October came to Napa Valley bringing with it heavy rain and one final frenzied rush to bring in the last of the grapes. Then, unexpectedly, rather abruptly, an almost eerie post-crush hush fell upon the vineyards. It was as though a curtain had fallen at the close of an epic stage play. The Valley fell silent and reflective. As did I.

Storm clouds cleared towards the end of the day, and the sun set on the vast sea of vineyards now turned autumnal shades of red and gold. There's a chill in the air, and slowly drifting fog banks punctuate the undulating topography of the foothills.

From budbreak through crush, I've been here one full vintage. Time to pause and wonder. What will the future bring? Will I stay here or will I move on?

Living the Wine Country Life is for a wine professional a holy pilgrimage, a dream come true. All that I have learned here, the certification that I have gotten, all the wines that I've tasted, all the people that I've met have given me a diversity of options for the future far beyond what I had imagined before I came here. And yet, would I recommend this to anyone else?

We do get asked, those of us who live and work here. Visitors tell us they have a background in something like marketing and are wondering where they might be able to get a job in Napa Valley. They are invariably taken aback when, "In a tasting room," is our honest, standard reply.

Do I think you should move here? My response is always heavily laden with a myriad of strongly-worded caveats, the chief one being that if I didn't come to Napa Valley with an all-consuming desire to take wine classes it would have been exceedingly difficult to find enough reasons to stay here, to tough it out through the realities of a much lower standard of living and a far lower level of job.

So, should you move here? Maybe. But just don't ask me when I'm cooking meals on my hotplate and washing dishes in my minibar-sized sink and have to dash off to the shower to rinse out the larger pans. Don't ask me when I'm homesick and missing my friends and don't have the money to go back and visit.

And especially don't ask me when I'm eating peanut butter and jelly sandwiches for one week straight, putting $5 worth of gas into my car at a time, trying to get through till my next microscopic Napa-Valley-sized paycheck covers little more than my gargantuan Napa-Valley-sized rent.

On the other hand, when my spirits are faltering and I'm having an oenological crisis of faith, my friend back home reminds me that I'm in a good place here. And I am. In a lot of different ways. Being at the epicenter of the wine business everyone I work with and socialize with is in some aspect of the wine trade. It's near-total immersion. And immersion has its benefits.

For example, I'm going to six major tastings this month – Champagne, Argentina, New Zealand, Portugal and Italy. But the reason I'm doing this is not to taste and enjoy the wines and to find a few favorites as I would if I were living elsewhere.

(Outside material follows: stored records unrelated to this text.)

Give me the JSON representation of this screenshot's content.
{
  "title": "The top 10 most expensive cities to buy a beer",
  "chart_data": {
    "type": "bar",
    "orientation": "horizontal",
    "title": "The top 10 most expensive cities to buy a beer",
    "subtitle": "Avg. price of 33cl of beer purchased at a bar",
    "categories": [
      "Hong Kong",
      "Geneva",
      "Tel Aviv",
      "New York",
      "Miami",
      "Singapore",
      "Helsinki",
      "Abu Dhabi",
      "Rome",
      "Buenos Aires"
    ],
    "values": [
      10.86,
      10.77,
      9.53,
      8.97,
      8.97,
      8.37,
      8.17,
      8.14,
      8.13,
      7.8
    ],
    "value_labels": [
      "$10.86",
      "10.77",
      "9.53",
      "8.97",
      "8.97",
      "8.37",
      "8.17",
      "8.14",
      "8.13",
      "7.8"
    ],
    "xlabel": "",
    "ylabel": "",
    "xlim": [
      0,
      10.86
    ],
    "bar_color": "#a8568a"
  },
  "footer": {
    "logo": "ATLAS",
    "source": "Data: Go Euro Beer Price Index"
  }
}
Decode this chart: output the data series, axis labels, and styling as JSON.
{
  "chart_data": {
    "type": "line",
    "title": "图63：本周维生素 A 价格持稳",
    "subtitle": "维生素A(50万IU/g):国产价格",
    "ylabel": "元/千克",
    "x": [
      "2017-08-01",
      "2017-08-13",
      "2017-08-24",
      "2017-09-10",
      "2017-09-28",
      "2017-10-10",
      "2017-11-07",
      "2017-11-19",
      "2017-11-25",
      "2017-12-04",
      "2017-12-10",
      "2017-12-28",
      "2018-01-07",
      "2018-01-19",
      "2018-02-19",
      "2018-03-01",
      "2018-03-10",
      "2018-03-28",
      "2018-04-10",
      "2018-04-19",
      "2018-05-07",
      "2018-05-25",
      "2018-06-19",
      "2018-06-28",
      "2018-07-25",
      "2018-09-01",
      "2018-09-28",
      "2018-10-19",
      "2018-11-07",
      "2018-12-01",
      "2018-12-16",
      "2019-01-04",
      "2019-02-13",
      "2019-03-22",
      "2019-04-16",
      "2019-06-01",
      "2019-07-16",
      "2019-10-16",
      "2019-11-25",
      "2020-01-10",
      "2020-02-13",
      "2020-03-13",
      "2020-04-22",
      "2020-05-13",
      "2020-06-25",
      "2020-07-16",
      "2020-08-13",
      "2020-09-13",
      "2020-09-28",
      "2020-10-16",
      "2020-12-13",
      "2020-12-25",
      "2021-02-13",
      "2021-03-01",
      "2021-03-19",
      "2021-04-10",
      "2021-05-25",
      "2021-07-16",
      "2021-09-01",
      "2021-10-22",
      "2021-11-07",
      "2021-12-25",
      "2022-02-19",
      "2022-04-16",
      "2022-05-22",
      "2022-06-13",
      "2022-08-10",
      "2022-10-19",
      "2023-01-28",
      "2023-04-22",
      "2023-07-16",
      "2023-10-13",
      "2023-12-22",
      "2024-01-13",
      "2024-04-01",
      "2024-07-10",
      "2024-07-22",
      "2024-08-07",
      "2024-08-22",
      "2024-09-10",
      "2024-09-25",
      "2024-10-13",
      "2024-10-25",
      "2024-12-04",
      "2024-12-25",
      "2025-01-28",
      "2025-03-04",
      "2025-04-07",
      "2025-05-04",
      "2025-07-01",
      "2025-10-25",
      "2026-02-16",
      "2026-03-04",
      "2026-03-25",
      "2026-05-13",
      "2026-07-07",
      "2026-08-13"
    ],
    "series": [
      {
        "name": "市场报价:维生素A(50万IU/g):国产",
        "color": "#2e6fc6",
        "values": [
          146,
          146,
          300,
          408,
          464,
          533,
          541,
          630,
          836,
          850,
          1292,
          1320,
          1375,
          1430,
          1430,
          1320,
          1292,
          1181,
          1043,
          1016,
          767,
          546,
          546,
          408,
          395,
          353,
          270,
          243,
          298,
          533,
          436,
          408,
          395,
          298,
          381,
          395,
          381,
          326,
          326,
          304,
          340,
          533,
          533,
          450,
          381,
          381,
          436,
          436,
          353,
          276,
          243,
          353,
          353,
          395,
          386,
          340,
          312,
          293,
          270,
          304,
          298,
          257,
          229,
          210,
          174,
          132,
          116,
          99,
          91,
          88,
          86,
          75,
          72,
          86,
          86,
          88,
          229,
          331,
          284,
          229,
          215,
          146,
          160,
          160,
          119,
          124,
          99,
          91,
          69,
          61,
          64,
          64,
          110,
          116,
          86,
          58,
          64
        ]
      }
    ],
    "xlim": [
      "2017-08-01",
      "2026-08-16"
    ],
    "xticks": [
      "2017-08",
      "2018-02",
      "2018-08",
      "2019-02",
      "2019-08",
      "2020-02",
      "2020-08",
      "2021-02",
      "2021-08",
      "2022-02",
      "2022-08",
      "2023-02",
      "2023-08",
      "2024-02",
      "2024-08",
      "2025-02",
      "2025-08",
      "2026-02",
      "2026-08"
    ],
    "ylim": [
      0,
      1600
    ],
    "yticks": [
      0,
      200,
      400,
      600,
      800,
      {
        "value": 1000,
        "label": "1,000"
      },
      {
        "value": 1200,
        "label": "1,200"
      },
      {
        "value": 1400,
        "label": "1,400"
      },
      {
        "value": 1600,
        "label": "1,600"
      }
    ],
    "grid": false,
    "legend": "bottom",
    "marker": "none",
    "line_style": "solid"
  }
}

You see, someone from my tasting group and I have developed a strategy that if we hammer away at intensively tasting key varietals from key regions at an average of about ten wines a day for the next five years – aggressively interrogating the people who are pouring as to how we can distinguish it in a blind tasting from other abominably similar wines -- that we might have a hope in hell of passing the Master of Wine exam someday. The MW is the local equivalent of Mount Everest and it's not all that uncommon for people to be attempting the summit. "Because it's there."

Four out of the seven members of my tasting group are going after the MW – not the kind of ratio you're likely to find in even the most sophisticated group of hometown tasters. To that end, we've been doing intensives on topics like Mosel-Saar-Ruwer Rieslings and Northern Rhone Syrahs.

We share strategies for taking brutally difficult certification exams, detecting obscure wine faults, answering arcane essay questions. We keep each other posted on upcoming trade and consumer tasting events. We have a collective mission. We are comrades in arms.

True, the days are getting shorter everywhere, but to me perhaps even more so here. I'm finding that living in a valley the sun rises later and sinks down behind the mountains earlier than you could ever possibly want it or expect it to, and they roll up the streets by 9PM sharp. The days go by so fast.

So, too, did the 2007 vintage which much to my naive surprise lasted scarcely six months from budbreak through crush. I never knew before how brief a period of time one season spanned. There's a lot I never knew before moving here and quite possibly would never have learned if I hadn't lived here and experienced it firsthand. Has it all been worth it? OK, if pressed, I will answer with a very weary, fairly reluctant, but ultimately definite yes.

Night falls and I'm driving through St. Helena's majestic tree tunnel and down its misty small-town streets dimly illuminated by turn-of-the-century street lights. There's a different sort of magic here at this time of year. A poignant sort of magic that has me wondering. Will I at some point drive through that tree tunnel and emerge out the other side as an occasional visitor to a place where I once lived? Only time will tell. Only time and the magical mystical workings of Bacchus and the sorcerers of wine.